I could go on for quite some time with #3 but I believe the point has been made. They are many questions that need to be both asked and answered before there's any consideration of a player personnel change.

Curling teams were never meant to stay together forever! Those of you familiar with the "Team Dynamics Wheel" know that there is a 5th stage (after forming, storming, norming & performing), "adjournment"! In high performance camps with rarely if ever talk about that stage but clearly that's the premise of this post so let's deal with "adjournment" from a process perspective.

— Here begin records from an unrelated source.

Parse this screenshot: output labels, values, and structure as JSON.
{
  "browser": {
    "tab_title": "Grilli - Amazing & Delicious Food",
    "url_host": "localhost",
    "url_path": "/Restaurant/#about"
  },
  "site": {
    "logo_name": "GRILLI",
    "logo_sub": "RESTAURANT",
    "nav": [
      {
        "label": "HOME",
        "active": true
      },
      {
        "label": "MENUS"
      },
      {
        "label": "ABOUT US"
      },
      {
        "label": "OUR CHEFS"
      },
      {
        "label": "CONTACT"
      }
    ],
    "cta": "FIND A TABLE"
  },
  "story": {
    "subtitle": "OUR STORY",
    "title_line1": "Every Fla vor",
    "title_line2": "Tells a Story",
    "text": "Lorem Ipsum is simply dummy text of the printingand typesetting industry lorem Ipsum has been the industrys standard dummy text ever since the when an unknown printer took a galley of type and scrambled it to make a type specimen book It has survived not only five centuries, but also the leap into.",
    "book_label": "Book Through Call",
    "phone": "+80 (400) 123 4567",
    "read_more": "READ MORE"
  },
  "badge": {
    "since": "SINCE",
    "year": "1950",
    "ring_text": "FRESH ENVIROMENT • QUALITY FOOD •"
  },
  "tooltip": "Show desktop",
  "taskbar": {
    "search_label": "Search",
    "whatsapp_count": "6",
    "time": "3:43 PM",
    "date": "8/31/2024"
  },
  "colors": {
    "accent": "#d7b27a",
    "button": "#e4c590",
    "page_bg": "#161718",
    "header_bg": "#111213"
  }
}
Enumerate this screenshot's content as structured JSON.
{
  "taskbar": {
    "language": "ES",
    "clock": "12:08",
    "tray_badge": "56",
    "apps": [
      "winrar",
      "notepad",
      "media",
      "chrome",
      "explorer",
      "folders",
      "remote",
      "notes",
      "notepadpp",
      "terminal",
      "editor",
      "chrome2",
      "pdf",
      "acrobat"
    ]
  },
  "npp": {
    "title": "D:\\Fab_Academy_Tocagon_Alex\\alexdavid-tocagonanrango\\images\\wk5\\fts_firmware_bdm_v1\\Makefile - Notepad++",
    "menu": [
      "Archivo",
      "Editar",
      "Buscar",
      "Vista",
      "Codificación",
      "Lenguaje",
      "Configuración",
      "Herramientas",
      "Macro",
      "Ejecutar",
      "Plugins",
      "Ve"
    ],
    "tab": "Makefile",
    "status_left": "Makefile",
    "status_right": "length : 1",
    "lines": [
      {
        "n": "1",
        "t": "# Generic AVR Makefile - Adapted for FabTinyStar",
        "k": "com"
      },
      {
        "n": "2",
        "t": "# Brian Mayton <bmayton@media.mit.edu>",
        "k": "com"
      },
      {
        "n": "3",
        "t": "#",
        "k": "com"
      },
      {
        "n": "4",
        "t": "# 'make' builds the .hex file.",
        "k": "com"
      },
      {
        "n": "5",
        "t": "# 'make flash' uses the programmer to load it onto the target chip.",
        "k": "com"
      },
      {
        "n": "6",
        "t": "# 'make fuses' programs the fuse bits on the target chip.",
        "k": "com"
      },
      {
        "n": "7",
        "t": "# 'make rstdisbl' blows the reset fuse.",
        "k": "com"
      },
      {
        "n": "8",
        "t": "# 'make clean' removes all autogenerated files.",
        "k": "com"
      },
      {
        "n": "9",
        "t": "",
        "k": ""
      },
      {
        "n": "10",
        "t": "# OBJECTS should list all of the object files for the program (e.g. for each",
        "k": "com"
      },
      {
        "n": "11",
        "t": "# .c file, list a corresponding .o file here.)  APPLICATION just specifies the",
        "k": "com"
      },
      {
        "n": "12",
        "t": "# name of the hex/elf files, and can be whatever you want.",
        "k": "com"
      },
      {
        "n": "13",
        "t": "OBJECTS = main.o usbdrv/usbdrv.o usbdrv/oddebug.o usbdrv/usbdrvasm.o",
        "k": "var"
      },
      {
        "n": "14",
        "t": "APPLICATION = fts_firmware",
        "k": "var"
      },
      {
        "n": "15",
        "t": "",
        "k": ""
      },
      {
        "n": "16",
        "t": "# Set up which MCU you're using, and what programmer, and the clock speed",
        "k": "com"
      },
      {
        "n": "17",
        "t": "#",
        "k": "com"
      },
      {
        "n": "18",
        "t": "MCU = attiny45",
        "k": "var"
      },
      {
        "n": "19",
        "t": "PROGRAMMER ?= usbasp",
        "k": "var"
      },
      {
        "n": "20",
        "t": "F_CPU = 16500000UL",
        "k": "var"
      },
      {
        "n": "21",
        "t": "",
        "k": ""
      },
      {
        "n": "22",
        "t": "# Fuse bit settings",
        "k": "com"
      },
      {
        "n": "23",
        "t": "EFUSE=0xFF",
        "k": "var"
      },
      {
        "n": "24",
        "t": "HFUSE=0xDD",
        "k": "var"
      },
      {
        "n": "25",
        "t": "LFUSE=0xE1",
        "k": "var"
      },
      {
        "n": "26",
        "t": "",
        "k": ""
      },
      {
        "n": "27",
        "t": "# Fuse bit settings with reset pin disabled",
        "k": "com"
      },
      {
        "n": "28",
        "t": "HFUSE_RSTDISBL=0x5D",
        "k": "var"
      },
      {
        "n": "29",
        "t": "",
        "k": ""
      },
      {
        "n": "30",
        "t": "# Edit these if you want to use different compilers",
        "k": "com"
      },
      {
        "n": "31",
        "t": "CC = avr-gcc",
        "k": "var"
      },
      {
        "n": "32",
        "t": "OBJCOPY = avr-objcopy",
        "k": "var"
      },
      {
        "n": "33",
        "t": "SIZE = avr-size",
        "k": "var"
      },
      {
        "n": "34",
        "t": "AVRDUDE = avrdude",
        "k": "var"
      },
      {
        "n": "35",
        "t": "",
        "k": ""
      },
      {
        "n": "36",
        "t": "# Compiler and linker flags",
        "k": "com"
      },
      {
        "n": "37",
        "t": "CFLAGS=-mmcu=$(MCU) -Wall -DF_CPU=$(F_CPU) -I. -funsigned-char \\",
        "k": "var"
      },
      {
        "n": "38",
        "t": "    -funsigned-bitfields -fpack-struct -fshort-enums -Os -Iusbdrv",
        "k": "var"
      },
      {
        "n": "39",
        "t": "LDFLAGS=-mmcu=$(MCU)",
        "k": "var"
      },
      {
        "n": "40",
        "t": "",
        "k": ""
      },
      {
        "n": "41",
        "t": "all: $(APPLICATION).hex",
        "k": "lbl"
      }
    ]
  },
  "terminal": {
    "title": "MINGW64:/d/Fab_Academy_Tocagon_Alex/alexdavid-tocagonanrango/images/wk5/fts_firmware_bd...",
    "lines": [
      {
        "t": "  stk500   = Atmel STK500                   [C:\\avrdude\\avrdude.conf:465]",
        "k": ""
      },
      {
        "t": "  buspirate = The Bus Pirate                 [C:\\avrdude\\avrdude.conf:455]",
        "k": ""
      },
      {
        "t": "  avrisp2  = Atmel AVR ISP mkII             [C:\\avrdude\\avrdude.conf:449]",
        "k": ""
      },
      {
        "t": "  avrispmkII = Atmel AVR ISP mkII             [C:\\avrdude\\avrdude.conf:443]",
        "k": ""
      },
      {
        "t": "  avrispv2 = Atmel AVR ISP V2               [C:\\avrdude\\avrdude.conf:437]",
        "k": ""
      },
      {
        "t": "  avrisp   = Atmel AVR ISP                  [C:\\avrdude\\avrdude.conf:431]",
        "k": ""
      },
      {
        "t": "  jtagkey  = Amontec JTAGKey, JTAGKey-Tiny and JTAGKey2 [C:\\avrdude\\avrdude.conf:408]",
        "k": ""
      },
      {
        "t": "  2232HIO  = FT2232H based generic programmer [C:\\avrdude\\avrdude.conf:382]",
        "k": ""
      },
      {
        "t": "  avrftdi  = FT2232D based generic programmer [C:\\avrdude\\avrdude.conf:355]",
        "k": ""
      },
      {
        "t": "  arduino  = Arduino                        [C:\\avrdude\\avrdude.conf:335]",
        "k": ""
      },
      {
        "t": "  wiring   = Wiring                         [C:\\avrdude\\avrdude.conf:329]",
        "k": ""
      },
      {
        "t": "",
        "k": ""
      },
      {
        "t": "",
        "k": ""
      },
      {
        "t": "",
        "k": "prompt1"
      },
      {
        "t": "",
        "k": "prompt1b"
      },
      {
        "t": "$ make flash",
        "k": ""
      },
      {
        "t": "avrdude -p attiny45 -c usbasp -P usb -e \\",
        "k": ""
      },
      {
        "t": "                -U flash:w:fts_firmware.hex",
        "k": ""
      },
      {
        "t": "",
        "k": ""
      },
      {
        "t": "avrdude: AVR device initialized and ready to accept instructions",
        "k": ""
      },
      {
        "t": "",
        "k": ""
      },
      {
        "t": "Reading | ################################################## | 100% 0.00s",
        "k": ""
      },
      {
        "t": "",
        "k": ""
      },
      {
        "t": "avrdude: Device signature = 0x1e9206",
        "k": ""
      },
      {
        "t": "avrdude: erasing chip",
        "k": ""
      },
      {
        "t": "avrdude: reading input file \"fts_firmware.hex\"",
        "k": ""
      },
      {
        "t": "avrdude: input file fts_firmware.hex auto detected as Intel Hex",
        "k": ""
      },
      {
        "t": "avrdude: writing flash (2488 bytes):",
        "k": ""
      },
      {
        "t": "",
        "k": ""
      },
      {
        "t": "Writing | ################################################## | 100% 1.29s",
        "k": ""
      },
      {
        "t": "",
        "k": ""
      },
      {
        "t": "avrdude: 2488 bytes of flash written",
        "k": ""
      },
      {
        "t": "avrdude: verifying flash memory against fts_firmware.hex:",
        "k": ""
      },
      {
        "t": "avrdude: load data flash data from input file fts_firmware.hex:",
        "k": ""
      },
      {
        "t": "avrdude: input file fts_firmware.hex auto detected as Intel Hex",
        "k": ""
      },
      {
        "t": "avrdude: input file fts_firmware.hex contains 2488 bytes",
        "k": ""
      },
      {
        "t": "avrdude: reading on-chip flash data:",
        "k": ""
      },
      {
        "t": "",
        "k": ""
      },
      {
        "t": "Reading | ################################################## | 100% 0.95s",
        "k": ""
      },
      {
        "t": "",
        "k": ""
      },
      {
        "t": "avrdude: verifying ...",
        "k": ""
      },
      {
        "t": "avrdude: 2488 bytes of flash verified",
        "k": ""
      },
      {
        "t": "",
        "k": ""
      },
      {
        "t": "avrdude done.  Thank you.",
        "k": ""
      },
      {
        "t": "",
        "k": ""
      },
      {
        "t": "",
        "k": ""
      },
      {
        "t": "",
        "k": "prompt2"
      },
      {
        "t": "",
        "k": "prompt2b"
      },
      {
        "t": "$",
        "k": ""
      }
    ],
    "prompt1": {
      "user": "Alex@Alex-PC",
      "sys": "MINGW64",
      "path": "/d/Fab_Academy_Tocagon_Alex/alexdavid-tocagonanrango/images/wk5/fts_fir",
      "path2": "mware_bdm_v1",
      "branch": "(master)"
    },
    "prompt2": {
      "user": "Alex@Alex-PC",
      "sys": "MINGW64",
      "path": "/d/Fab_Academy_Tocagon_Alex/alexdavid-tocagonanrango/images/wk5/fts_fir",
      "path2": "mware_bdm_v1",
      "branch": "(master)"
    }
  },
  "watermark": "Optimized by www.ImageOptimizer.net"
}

As is my nature, I'll begin with questions. What is the genesis of the player change? In other words, who takes ownership? Is this one of those so-called skip decisions? What if the three "front end" players decide they want a different skip? What if the skip decides he/she wants a totally different team (that sounds familiar for some reason, let's see, hmm...)? Whatever the dynamic and/or impetus, don't use social media, telephone, smoke signals, pony express, telegram etc. to inform the principals. Do it the old fashioned way, face-to-face and make sure the team is the first to get the news of the final decision. That seems so obvious and common sense but experience has demonstrated that sometimes it's not so obvious and common sense isn't as common as one might think.

When I'm brought into the mix in situations like this, to quote my friend Terry O'Reilly's recent podcast (CBC's "Under the Influence") my "elevator pitch" is simple, "You make player personnel changes at your own peril. Make sure it's worth the risk?"

* It's my experience that the most valuable asset a team has is not its skill set but rather the state of the team's dynamics. It's the last item with which to play around! You want to treat it like so much gold!